Sasha Costanza-Chock, professor of civic media at the Massachusetts Institute of Technology. (@schock)

Andre Broadnax, junior at the FAIR School Downtown in Minneapolis, Minnesota.

Marissa Lang, metro reporter, The Washington Post. (@marissa_jae)

From The Reading List:

ABC News: Young activists to descend on Washington tomorrow for March for Our Lives — Tens of thousands of young people are set to descend on the nation's capital tomorrow for March for Our Lives, an event organized by the student survivors of the Feb. 14 mass shooting at Marjory Stoneman Douglas High School in Florida that killed 17 people."

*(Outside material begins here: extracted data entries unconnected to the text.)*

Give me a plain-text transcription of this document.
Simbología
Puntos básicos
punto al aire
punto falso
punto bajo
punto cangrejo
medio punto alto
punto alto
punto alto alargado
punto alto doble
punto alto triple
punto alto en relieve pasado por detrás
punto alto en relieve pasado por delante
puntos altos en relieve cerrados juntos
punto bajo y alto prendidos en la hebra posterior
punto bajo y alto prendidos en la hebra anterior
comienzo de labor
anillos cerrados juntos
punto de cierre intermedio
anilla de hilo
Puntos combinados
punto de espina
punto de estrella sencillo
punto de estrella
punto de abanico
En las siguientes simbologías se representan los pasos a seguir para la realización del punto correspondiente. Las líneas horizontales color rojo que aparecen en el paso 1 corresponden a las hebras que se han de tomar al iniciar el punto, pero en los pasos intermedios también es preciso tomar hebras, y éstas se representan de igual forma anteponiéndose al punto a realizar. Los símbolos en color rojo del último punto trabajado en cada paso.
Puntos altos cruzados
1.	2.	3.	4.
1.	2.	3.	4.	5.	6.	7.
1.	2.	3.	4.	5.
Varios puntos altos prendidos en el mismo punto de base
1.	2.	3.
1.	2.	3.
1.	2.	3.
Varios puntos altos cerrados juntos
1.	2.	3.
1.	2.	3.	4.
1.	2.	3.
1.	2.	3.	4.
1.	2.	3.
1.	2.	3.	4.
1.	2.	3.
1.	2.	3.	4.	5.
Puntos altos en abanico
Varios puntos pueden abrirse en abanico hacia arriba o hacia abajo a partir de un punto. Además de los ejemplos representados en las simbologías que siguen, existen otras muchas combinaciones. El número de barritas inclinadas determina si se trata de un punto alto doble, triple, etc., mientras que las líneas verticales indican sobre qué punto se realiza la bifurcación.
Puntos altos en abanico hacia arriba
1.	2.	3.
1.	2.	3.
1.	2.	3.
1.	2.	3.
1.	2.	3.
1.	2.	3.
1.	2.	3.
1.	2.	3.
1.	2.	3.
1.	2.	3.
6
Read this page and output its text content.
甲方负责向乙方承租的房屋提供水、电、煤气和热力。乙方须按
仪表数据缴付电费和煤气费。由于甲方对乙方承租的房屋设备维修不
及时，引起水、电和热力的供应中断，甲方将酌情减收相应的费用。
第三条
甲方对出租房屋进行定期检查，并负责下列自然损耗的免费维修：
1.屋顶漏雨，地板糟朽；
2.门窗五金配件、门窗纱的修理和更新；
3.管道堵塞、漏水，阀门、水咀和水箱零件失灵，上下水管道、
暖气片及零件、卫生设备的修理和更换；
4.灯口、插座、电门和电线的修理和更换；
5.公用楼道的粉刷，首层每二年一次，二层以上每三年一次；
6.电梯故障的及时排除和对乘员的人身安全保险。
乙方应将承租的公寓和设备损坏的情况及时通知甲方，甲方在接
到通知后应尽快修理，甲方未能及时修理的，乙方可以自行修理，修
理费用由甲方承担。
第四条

Washington Post: The March For Our Lives is Saturday. Here's what you need to know. — "Big crowds are expected in Washington on Saturday for the March for Our Lives, an anti-gun-violence rally organized by students, that could bring as many as 500,000 protesters to downtown Washington."

More than half a million students, parents and supporters are planning to march on Capitol Hill tomorrow, and millions more will protest in cities across the nation. Their goal: to end mass shootings and other gun violence in the nation’s schools. But how do they plan to do that – and what are they asking lawmakers for? And what comes next once the marching is over?

This hour, On Point: Student voices from across the country on The March for Our Lives, and beyond.

--Kimberly Atkins

This program aired on March 23, 2018.